Call for tougher entry criteria to law course

Most students feel lectures are not challenging enough

Law students have called for more restrictive entry requirements for the University law degree course in order to remove the perception that it is a “waste bin”.

“It is both absurd and illogical to have several hundred students join the course so freely only for them to fail at a later stage and drop out either due to lack of interest or simply because law is not suitable for them,” the Law Students Association said in a report.

Besides recommendations, the report includes results of a survey carried out among law students. It was presented on Tuesday to University Rector Juanito Camilleri and Faculty of Laws Dean Ian Refalo during Freshers’ Week.

The association said a change in course requirements was “essential” – not by restricting the number of students who could apply every year but by tightening the grades required to enroll.

At present, students are eligible to enter the course if they have a grade C or better in any two A levels or equivalent and a grade C pass in a number of intermediate subjects.

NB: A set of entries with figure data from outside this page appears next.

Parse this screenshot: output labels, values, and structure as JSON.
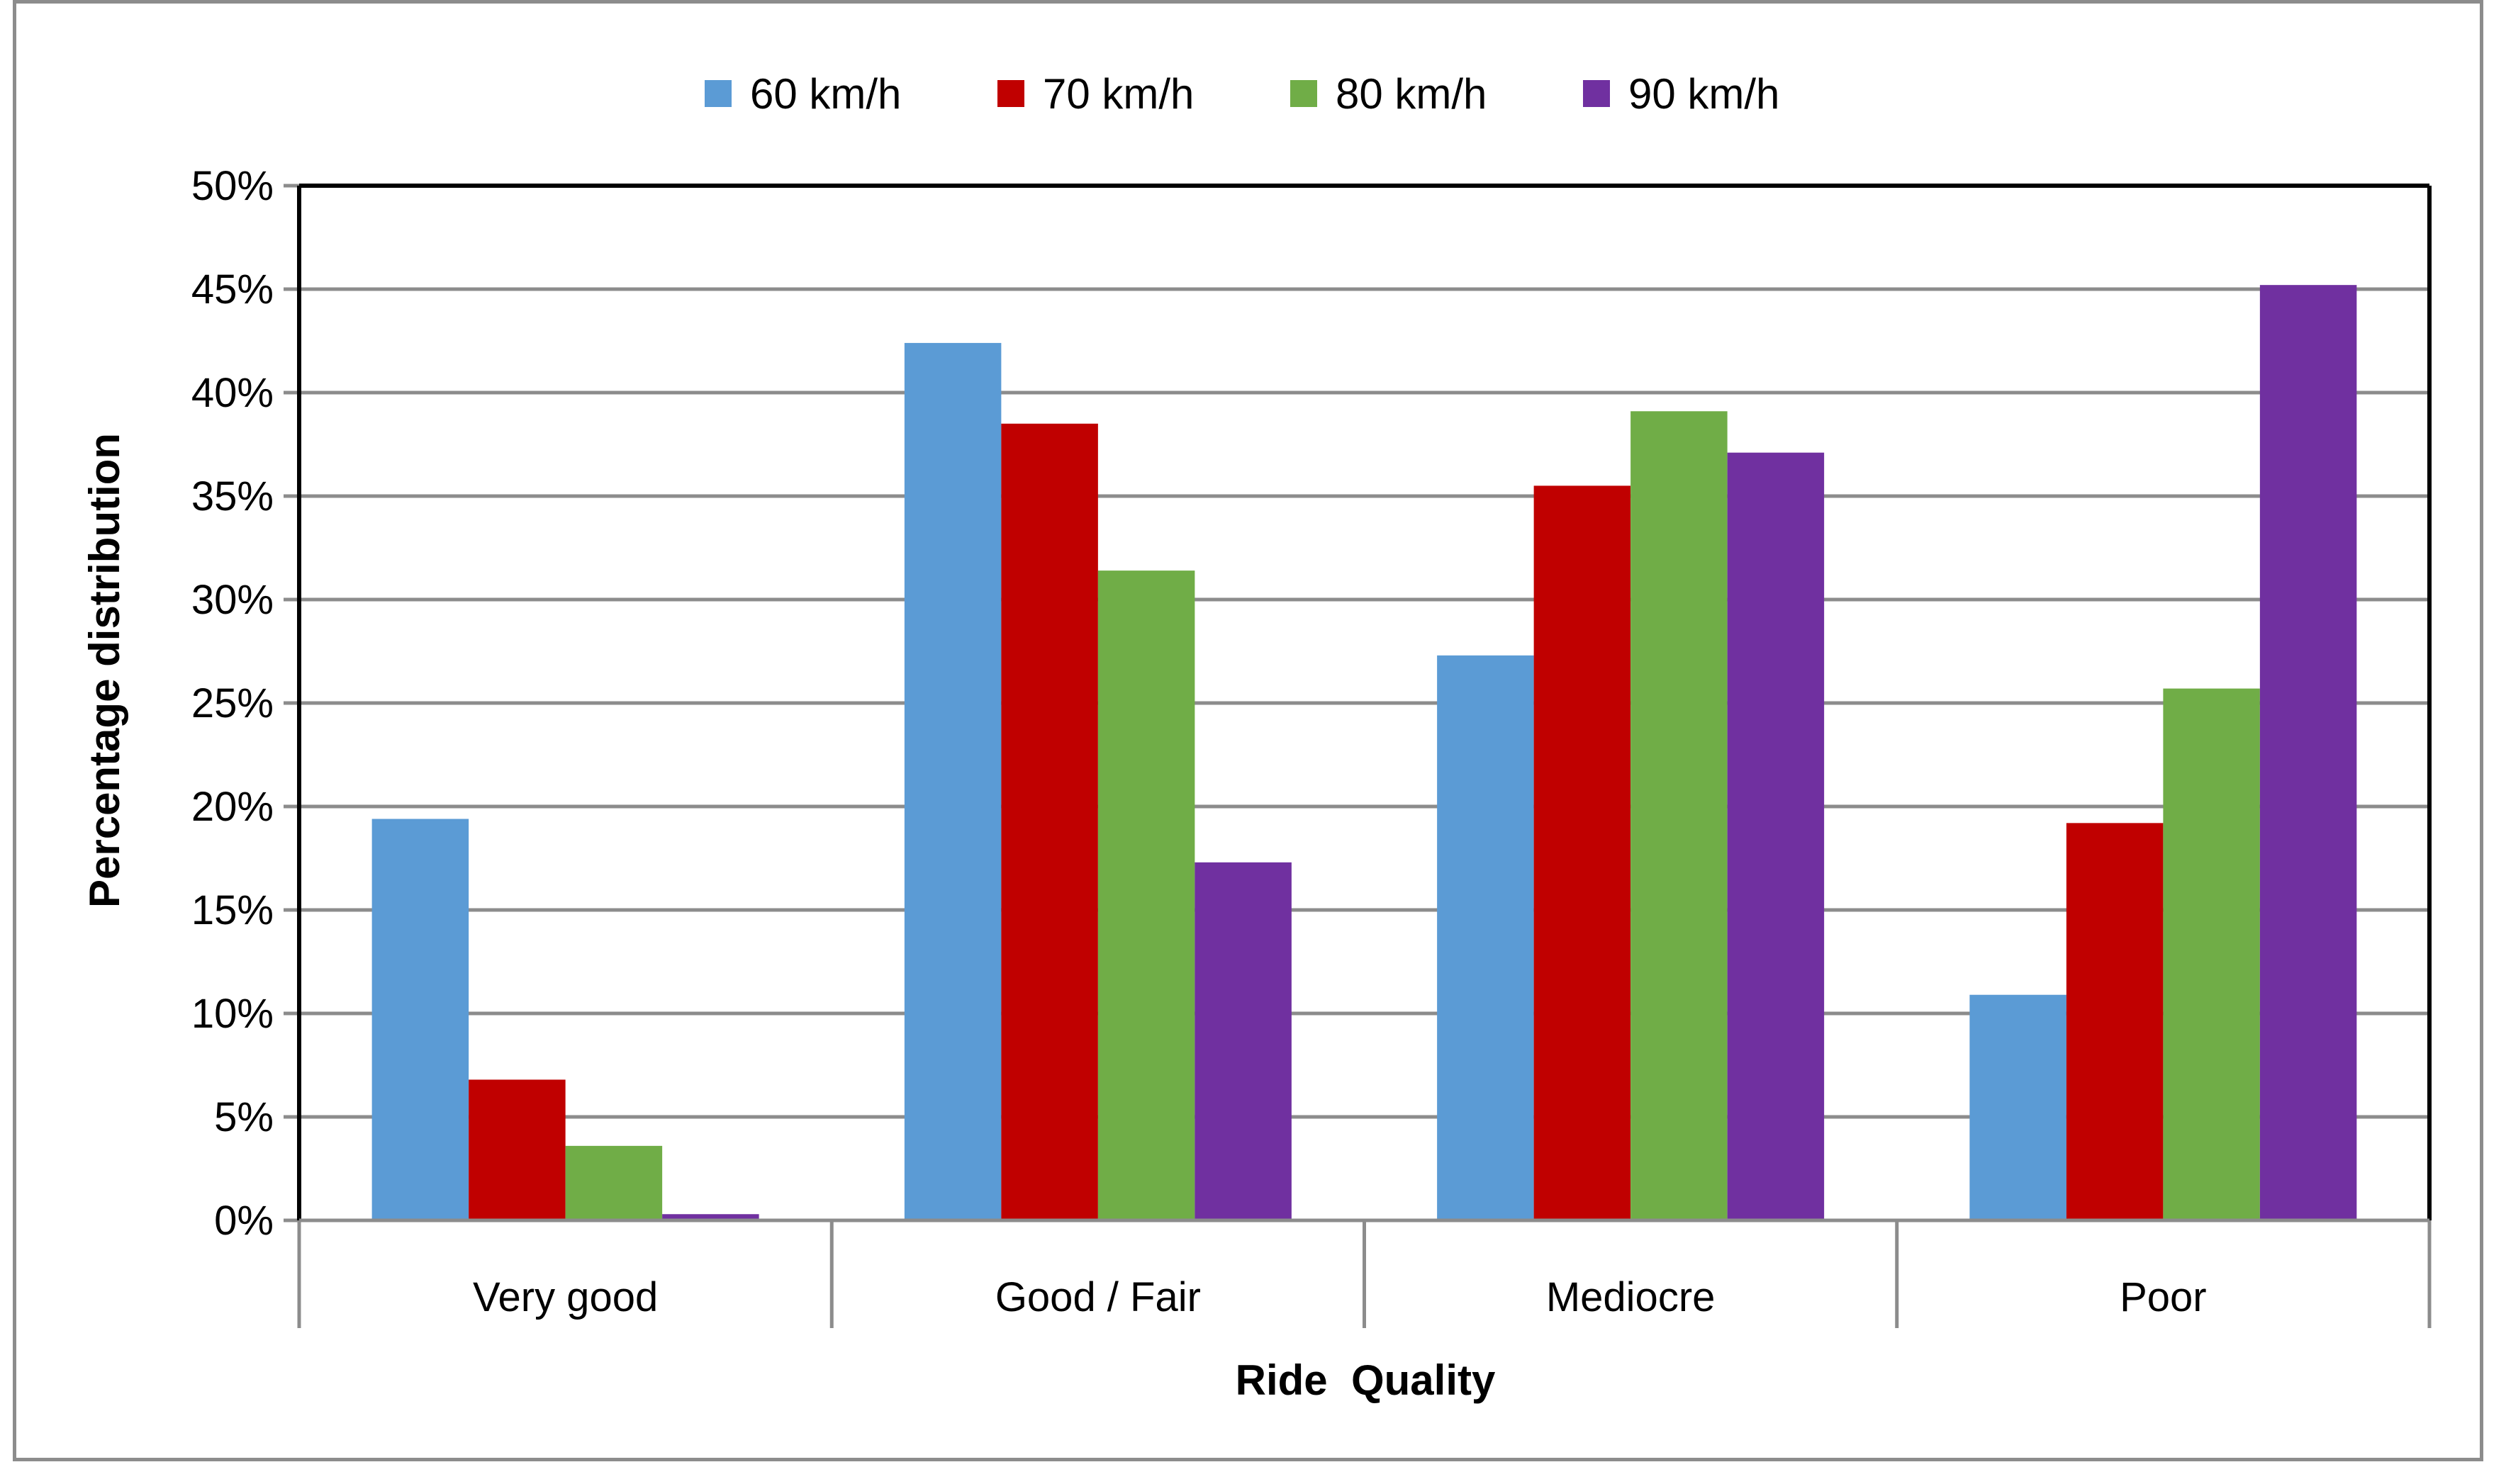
{
  "chart_data": {
    "type": "bar",
    "title": "",
    "xlabel": "Ride  Quality",
    "ylabel": "Percentage distribution",
    "ylim": [
      0,
      50
    ],
    "yticks": [
      0,
      5,
      10,
      15,
      20,
      25,
      30,
      35,
      40,
      45,
      50
    ],
    "ytick_labels": [
      "0%",
      "5%",
      "10%",
      "15%",
      "20%",
      "25%",
      "30%",
      "35%",
      "40%",
      "45%",
      "50%"
    ],
    "grid": true,
    "legend_position": "top",
    "categories": [
      "Very good",
      "Good / Fair",
      "Mediocre",
      "Poor"
    ],
    "series": [
      {
        "name": "60 km/h",
        "color": "#5b9bd5",
        "values": [
          19.4,
          42.4,
          27.3,
          10.9
        ]
      },
      {
        "name": "70 km/h",
        "color": "#c00000",
        "values": [
          6.8,
          38.5,
          35.5,
          19.2
        ]
      },
      {
        "name": "80 km/h",
        "color": "#70ad47",
        "values": [
          3.6,
          31.4,
          39.1,
          25.7
        ]
      },
      {
        "name": "90 km/h",
        "color": "#7030a0",
        "values": [
          0.3,
          17.3,
          37.1,
          45.2
        ]
      }
    ]
  }
}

Instead, the association argues, the A level subjects required should be Maltese at grade C or better and English or French.

The course should not be about failing students but about giving “bright and eager” ones the opportunity to excel. The association also complained that the human resources and lecture halls were “grossly insufficient” to cope with the 250 or so first-year students.

Many students, it said, felt that the regulation which allowed “mature” students – people aged over 23 – to start the course was “unfair”. Being a mature student gave significant “leeway” to people who failed to reach the entry requirements but who could still start the course by “simply waiting a few years until they were 23 years old”, the association said.

It called for entry requirements for mature students to be made equally stringent, not only for law but for all courses at university.

In the survey, 85 per cent of the students questioned said their secondary area of studies should be eliminated because it amounted to nothing more than extra stress and accumulating extra credits.

With the exception of a few select subjects such as European Studies and International Relations, the secondary area involved a lot of work and “failed to adequately substantiate” the main area, the association noted.

Removing the secondary area would help reduce the current six-year course by one year, it added. This would allow students to focus more on law and allow more room for specialisation.

Seventy per cent of the students felt lectures were not challenging enough, while another 48 per cent felt they were not well prepared.

As many as 82 per cent complained they were only taught the law and not how to apply, interpret and analyse it. More emphasis was needed on legal practice as many students graduate “as experts in legal theory but with little knowledge of how to apply it”.

Many law students felt they became “fully-fledged parrots” by the end of the year. Among other things, they criticised the mono­tonous tones of the lecturers, who more often than not dictated, the lack of discussion and the way the lecturers rushed through the vast amount of material that had to be covered.

Many students praised the late President Emeritus and professor Guido de Marco for his teaching style, describing his lectures as thought-provoking and “different”.